Acute kidney injury
Acute kidney injury (AKI; acute renal failure; acute nephritis) is a collective term for any acute renal disease.
The term has replaced the historical term acute renal failure for renal damage occurring over a short period of time (hours to days) because it is thought to better describe the pathophysiologic changes and duration of the different phases of injury.
Acute kidney injury is caused by ischemia or chemical injury to the circulatory, filtration, tubulointerstitial or excretory system of the kidney, resulting in uremia and elevated levels of creatinine and other metabolic wastes and electrolyte, fluid and acid-base balance. Following ischemia, the reperfusion of the kidney results in a repair process involving proliferation of proximal tubular epithelial cells as well as cell migration and differentiation. In severe ischemia, repair progresses to scar formation and fibrosis of individual nephron with associated loss of function.
Renal ischemia is a common intra-operative and post-operative cause, and when the mean arterial pressure is less than 70 to 80 mm Hg, renal perfusion is compromised.
Clinically, acute renal injury can be classified into three broad stages of initiation (immediately following renal insult), maintenance (oliguria and uremia which may persist for weeks) and recovery (renal repair with marked polyuria).
There are numerous causes, including:
- - Amyloidosis
- - Ectopic ureter
- - Ureteral stenosis
- - Fanconi's syndrome
- - Polycystic kidney disease
- - Renal agenesis
- - Renal cystadenocarcinoma - associated with dermatofibrosis in German Shepherds
- - Renal dysplasia
- - Renal hypoplasia (Ask-Upmark kidney)
- - X-linked hereditary nephropathy - Cocker Spaniel
- - Familial juvenile glomerulonephropathy (autosomal-recessive) - French Mastiff, Bull Terrier
- - Ethylene glycol, Zinc coins
- - Algal blooms
- - Drugs - Gentamycin, cisplatin, melamine and cyanuric acid feed additives
- - hemoglobinuria, myoglobinuria, hypercalcemia
- Secondary renal disease
- - Psychogenic polydipsia
- - Diabetes insipidus
- - Diabetes mellitus
- - Hyperadrenocorticism
- - Hypoadrenocorticism
- - Nephrotic syndrome
Clinically affected dogs usually present with acute anorexia, lethargy, vomiting, oral ulcers, uremic breath and oliguria.
Physical examination findings often reveal dehydration but otherwise are usually not remarkable, although pain is occasionally elicited on palpation of the kidneys, which may be normal-sized to slightly enlarged. Ultrasonography may reveal irregularly shaped or smaller kidneys. Normal sized kidneys are usually compared to vertebral length (renal:vertebral ratios usually 1.3 - 2.7)

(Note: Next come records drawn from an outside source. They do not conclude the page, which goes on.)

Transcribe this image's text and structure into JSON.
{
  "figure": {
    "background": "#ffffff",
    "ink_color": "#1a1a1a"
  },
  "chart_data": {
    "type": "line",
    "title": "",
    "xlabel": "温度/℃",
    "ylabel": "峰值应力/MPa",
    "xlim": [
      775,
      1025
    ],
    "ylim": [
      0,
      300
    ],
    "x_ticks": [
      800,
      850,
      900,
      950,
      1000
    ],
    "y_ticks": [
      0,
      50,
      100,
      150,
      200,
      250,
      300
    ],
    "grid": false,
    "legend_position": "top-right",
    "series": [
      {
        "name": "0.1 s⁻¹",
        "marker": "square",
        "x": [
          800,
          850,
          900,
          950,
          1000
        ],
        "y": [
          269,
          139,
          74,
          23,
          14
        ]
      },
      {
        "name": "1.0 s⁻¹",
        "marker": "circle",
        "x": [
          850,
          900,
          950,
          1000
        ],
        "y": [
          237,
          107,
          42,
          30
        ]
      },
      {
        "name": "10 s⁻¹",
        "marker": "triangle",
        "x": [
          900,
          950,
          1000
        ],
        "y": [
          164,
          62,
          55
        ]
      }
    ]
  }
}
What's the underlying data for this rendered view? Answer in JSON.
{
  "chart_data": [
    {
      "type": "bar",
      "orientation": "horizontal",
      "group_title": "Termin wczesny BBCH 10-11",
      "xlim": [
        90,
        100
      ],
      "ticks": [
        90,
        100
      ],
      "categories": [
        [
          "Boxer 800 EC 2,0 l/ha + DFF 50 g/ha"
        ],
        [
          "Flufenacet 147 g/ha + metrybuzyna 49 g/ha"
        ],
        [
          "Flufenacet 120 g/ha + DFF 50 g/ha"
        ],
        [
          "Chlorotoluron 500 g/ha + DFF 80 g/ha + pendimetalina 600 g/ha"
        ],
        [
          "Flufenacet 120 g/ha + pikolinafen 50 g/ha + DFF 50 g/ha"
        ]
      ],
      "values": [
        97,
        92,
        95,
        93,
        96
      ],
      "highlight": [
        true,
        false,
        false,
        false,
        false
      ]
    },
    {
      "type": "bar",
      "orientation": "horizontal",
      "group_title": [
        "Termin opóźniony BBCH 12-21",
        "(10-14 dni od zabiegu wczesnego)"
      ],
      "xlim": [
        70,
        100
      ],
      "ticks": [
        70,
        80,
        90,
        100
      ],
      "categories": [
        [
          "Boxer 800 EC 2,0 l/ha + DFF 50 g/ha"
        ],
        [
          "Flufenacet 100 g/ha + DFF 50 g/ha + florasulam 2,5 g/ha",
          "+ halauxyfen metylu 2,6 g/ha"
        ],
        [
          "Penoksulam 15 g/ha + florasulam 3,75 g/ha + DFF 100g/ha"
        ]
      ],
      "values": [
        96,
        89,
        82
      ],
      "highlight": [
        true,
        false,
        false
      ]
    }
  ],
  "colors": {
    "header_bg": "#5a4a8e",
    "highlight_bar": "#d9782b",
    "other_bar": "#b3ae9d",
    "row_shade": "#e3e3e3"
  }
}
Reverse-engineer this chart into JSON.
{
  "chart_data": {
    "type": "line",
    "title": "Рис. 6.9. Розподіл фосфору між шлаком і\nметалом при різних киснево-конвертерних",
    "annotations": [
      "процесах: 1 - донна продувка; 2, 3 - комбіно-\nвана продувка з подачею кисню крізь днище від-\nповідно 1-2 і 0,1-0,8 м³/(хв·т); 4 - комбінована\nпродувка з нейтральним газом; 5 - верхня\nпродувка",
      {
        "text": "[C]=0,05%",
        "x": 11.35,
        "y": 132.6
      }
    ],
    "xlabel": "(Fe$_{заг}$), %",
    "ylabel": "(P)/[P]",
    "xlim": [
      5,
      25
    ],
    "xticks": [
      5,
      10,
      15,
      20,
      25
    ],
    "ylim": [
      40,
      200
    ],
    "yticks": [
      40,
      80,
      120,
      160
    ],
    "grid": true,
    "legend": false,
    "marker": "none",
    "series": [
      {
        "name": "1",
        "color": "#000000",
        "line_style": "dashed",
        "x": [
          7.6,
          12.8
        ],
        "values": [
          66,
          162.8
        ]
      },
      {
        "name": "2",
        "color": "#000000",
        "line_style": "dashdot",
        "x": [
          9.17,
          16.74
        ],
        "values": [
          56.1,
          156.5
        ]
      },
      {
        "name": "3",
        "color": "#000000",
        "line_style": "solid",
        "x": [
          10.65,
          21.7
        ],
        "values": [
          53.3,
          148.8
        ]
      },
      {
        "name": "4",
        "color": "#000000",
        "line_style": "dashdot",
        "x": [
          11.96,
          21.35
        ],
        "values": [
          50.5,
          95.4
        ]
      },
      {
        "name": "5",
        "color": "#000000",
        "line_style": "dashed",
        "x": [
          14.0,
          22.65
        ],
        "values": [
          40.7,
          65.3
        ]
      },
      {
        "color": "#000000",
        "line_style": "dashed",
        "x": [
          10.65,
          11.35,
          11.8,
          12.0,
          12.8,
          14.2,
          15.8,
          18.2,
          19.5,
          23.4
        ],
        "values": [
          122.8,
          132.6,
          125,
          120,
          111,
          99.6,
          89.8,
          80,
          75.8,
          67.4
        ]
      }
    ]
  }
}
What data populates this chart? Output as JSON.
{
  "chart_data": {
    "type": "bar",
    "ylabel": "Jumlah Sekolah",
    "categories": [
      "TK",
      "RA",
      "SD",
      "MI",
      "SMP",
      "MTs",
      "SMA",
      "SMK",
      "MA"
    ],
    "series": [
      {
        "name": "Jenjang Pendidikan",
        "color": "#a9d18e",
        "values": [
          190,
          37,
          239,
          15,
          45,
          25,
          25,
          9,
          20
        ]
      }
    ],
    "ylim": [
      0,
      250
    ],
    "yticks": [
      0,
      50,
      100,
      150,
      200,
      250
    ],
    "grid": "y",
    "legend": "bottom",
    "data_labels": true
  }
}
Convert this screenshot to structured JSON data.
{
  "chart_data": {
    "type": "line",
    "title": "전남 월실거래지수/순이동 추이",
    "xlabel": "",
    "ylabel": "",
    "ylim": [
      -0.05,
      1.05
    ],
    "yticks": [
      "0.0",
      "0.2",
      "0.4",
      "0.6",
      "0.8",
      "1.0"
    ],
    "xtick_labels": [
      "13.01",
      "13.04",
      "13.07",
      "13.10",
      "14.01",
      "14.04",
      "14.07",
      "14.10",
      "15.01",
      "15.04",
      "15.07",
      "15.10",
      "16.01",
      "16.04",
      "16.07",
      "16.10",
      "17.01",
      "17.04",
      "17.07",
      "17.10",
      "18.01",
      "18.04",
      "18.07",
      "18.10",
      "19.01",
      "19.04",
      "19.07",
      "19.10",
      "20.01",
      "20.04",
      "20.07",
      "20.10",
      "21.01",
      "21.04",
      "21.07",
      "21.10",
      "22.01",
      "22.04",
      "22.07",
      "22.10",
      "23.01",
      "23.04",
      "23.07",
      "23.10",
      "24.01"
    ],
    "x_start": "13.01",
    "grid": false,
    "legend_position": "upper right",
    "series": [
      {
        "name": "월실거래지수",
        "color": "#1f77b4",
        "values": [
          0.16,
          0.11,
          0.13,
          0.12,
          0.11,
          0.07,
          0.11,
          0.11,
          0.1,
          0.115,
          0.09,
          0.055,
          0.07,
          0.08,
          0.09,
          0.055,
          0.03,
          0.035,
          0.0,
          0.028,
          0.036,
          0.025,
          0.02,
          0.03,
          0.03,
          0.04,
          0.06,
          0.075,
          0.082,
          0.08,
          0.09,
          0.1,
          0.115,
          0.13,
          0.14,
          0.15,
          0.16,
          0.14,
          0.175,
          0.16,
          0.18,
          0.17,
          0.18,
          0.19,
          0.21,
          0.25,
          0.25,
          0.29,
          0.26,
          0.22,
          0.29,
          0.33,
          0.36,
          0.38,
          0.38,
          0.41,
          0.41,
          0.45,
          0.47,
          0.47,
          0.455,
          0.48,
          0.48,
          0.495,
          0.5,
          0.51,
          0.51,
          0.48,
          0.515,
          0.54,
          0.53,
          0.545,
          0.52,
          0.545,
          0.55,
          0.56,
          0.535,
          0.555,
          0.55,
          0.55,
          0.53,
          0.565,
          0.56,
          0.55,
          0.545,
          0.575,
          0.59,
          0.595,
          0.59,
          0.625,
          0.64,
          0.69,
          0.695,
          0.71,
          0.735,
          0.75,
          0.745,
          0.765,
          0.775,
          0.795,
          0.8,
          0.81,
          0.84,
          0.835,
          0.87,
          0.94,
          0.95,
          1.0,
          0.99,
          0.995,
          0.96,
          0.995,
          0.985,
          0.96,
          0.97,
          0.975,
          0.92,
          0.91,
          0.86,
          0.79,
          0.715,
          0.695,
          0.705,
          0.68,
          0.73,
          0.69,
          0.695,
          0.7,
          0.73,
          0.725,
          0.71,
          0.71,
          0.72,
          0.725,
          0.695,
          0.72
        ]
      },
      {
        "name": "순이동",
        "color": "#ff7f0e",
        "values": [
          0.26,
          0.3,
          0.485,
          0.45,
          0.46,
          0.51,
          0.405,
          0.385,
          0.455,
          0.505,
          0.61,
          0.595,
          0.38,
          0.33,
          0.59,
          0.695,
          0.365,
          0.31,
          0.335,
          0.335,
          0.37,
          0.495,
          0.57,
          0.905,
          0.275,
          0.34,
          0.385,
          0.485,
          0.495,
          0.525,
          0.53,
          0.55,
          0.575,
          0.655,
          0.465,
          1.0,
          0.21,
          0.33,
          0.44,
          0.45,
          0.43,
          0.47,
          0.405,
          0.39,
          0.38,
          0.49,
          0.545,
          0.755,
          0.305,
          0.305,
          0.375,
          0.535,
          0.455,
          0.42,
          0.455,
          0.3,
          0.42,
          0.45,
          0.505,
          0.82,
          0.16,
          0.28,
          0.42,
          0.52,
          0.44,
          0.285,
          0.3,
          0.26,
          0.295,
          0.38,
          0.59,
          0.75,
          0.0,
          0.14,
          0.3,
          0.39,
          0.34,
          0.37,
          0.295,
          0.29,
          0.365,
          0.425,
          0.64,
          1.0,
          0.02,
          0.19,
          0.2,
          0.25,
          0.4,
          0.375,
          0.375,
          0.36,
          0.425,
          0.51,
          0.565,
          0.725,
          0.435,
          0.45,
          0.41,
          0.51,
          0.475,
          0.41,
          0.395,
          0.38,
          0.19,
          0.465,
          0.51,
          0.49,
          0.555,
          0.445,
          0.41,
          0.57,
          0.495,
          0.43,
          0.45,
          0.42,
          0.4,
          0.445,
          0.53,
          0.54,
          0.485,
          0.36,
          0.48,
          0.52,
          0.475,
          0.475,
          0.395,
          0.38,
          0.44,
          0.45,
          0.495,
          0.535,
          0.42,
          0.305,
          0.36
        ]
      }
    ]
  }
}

Blood results usually show hyperphosphatemia and elevated levels of blood creatinine and BUN and marked proteinuria, and urine examination findings of hematuria, cylindruria with renal epithelial cells and leukocytes in the urine sediment are considered definitive findings.
Diagnosis is usually based on evidence of exposure to toxins, presence of renal disease and hematological findings of markedly increased blood urea nitrogen and creatinine. Other blood abnormalities usually reflect underlying causes of renal disease.
Staging of renal function in acute renal failure is usually based on the International Renal Interest Society (IRIS) categories:
|Stage||Creatinine level||Blood pressure||Clinical signs|
|Stage 1||≤ 140 μmol/L||≤ 160 mm Hg||Asymptomatic|
|Stage 2||140 - 200 μmol/L||~160 mm Hg||Asymptomatic|
|Stage 3||180 - 440 μmol/L||≥160 mm Hg||Uremic breath, dehydration, vomiting, dehydration|
|Stage 4||≥ 440 μmol/L||≥160 mm Hg||Uremic breath, dehydration, vomiting, dehydration, moribund|
Renal ultrasonogrpahy or CT imaging are often employed to help visualize the physical extent of gross renal damage. Renal biopsies are indicated in patients hemodynamically stable enough to submit to general anesthesia.
Dehydrated patients should be rehydrated before general anesthesia or administration of potentially nephrotoxic substances.
Aggressive use of intravenous fluids or intermittent hemodialysis are essential for renal recovery in the short-term and minimizing loss of nephron activity. Use of diuretics such as furosemide are indicated in oliguric patients.
Nutritional support is critical in anorectic patients.
Response to intravenous fluids should be monitored with repeated measurements of urine output, urinalysis, and urine chemistry results.
Improved success rates have been noted in dogs with acute kidney injury secondary to leptospirosis.
Following recovery, a predisposition to developing chronic renal disease requires regular monitoring of blood creatinine levels on a 6 monthly basis.